Image by Freepik

Step by Step Tutorial:Extracting and Storing Real Estate Prices Using Python,Selenium and AWS S3

Chesta Dhingra
Data And Beyond
Published in
5 min readMay 17, 2024

--

In today’s data-driven world, the ability to efficiently gather and process information is crucial. Our latest project focuses on two pivotal stages of the ETL process — Extraction and Loading — tailored specifically for real estate data analysis.

Extraction: Ethical Scraping from Realtor.com

Our journey begins with the extraction of house pricing data from realtor.com, a leading property listing website. It’s vital to address the ethical considerations of web scraping right from the outset.

Our approach ensures compliance with the website’s terms of service and respects data privacy regulations. We utilize Python’s Selenium library, a robust tool for interacting with web elements, particularly effective with JavaScript-heavy sites.

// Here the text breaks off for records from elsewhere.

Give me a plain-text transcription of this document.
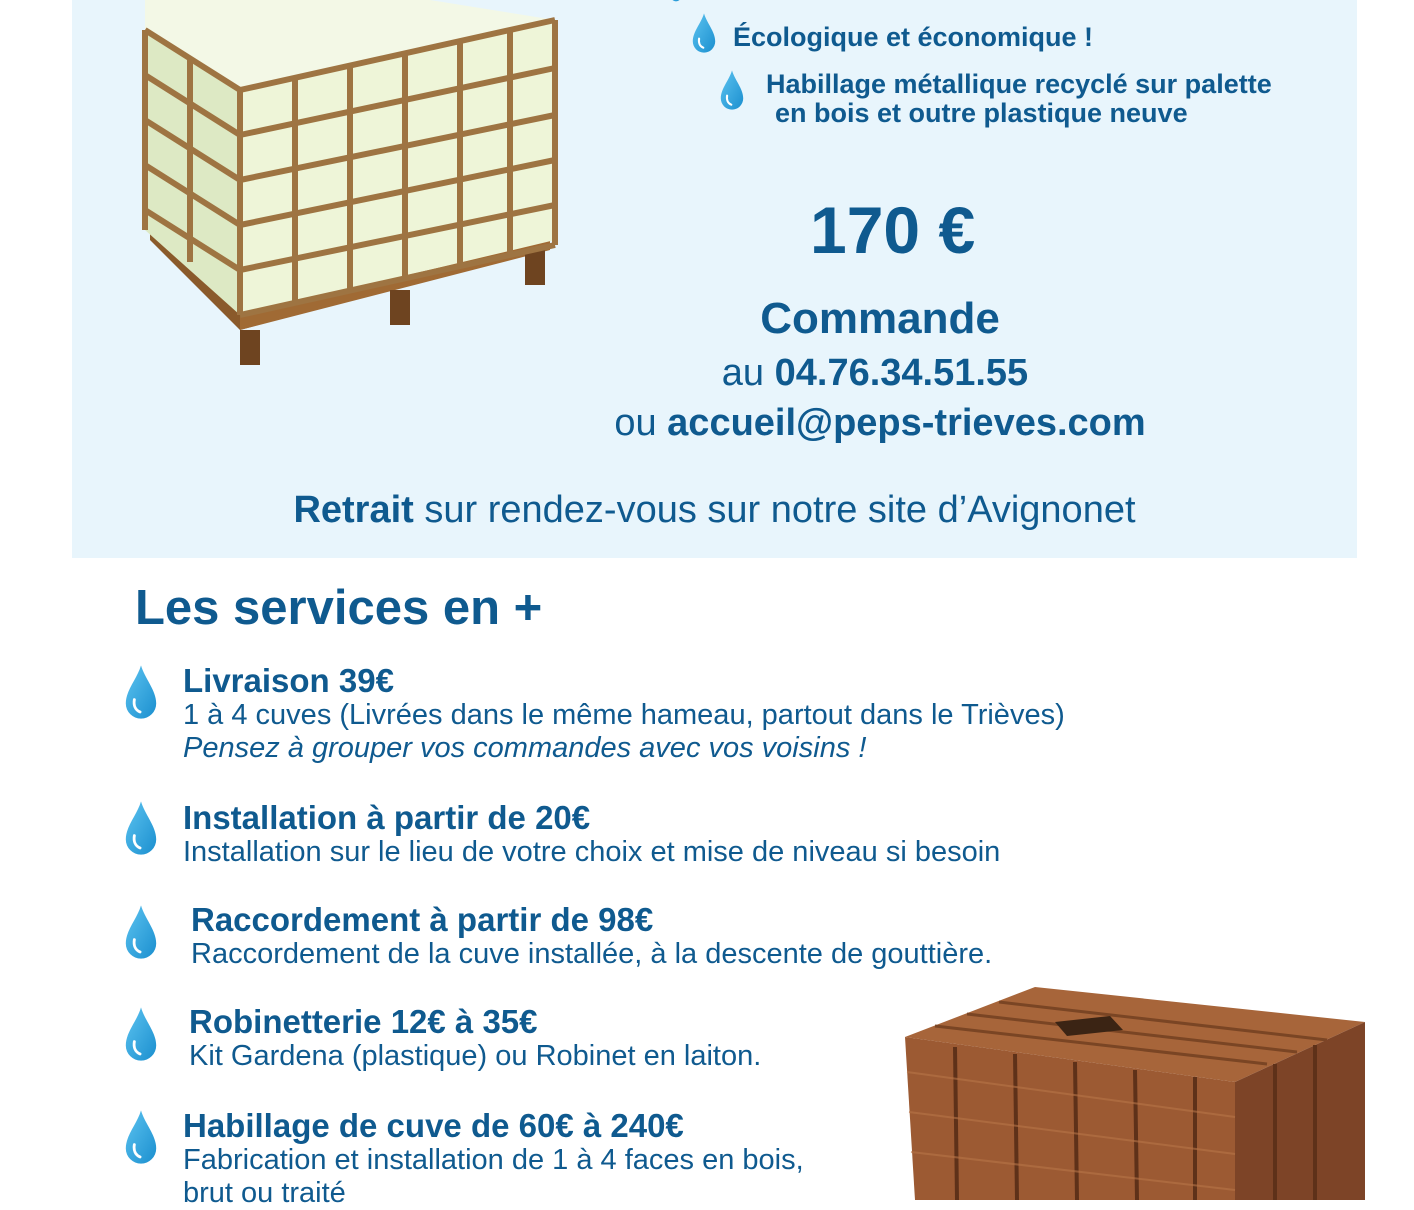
Écologique et économique !
Habillage métallique recyclé sur palette
en bois et outre plastique neuve
170 €
Commande
au 04.76.34.51.55
ou accueil@peps-trieves.com
Retrait sur rendez-vous sur notre site d’Avignonet
Les services en +
Livraison 39€
1 à 4 cuves (Livrées dans le même hameau, partout dans le Trièves)
Pensez à grouper vos commandes avec vos voisins !
Installation à partir de 20€
Installation sur le lieu de votre choix et mise de niveau si besoin
Raccordement à partir de 98€
Raccordement de la cuve installée, à la descente de gouttière.
Robinetterie 12€ à 35€
Kit Gardena (plastique) ou Robinet en laiton.
Habillage de cuve de 60€ à 240€
Fabrication et installation de 1 à 4 faces en bois,
brut ou traité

Selenium isn’t just about simple data retrieval; it enables us to simulate real-user interactions. For enhanced efficiency and to respect site resources, we also employ a headless browser setup using the undetected-chrome library. This setup allows our script to scroll through web pages, mimicking human behavior, and thereby loading more data dynamically, including the crucial card-price details (prices of houses) of listed houses.

Loading: Storing Data Securely on AWS S3

After successfully extracting data, the next critical step in our data pipeline is securely loading it into an AWS S3 bucket. This process involves several important actions to ensure both security and functionality.

  1. Setting Up an IAM User:- Firstly, create an IAM user in AWS. This user will have specific permissions necessary for the tasks at hand, without having unrestricted access to other AWS services. Grant programmatic access to this user via AWS CLI by attaching necessary policies, such as AWSAdministratorAccess and AWSS3FullAccess. This selective permission approach minimizes security risks while enabling necessary operations.
  2. Managing User Credentials:- Post creation, download the user’s credentials in a CSV file for record-keeping. Additionally, generate the User Access Key ID and Secret Access Key through the security settings of the IAM user. These keys are vital for integrating our Python script with the AWS S3 service, as they authenticate and authorize our actions programmatically.
  3. Creating the S3 Bucket:- Log in using the IAM user credentials to create an S3 bucket. When setting up the bucket, carefully adjust its access settings: 1) Uncheck the option “Block all public access” if the application requires external accessibility. However, be cautious with this setting to avoid unintended public access. 2) Configure a bucket policy to specify access permissions. Here is a template for such a policy, which you’ll need to customize with your specific details (IAM user account ID, user name, and bucket name):
{
"Version": "2012-10-17",
"Statement": [
{
"Effect": "Allow",
"Principal": {
"AWS": "arn:aws:iam::iamuseraccountID:user/nameofIAMUser"
},
"Action": [
"s3:GetObject",
"s3:PutObject",
"s3:DeleteObject"
],
"Resource": "arn:aws:s3:::bucketname/*"
}
]
}

Ensure to replace placeholders with your actual IAM user account ID, IAM user name, and the bucket name.

With these steps, your AWS IAM account and S3 bucket are ready to securely store the data extracted by your Python script. This setup not only ensures the integrity and confidentiality of your data but also provides a scalable solution for your data storage needs.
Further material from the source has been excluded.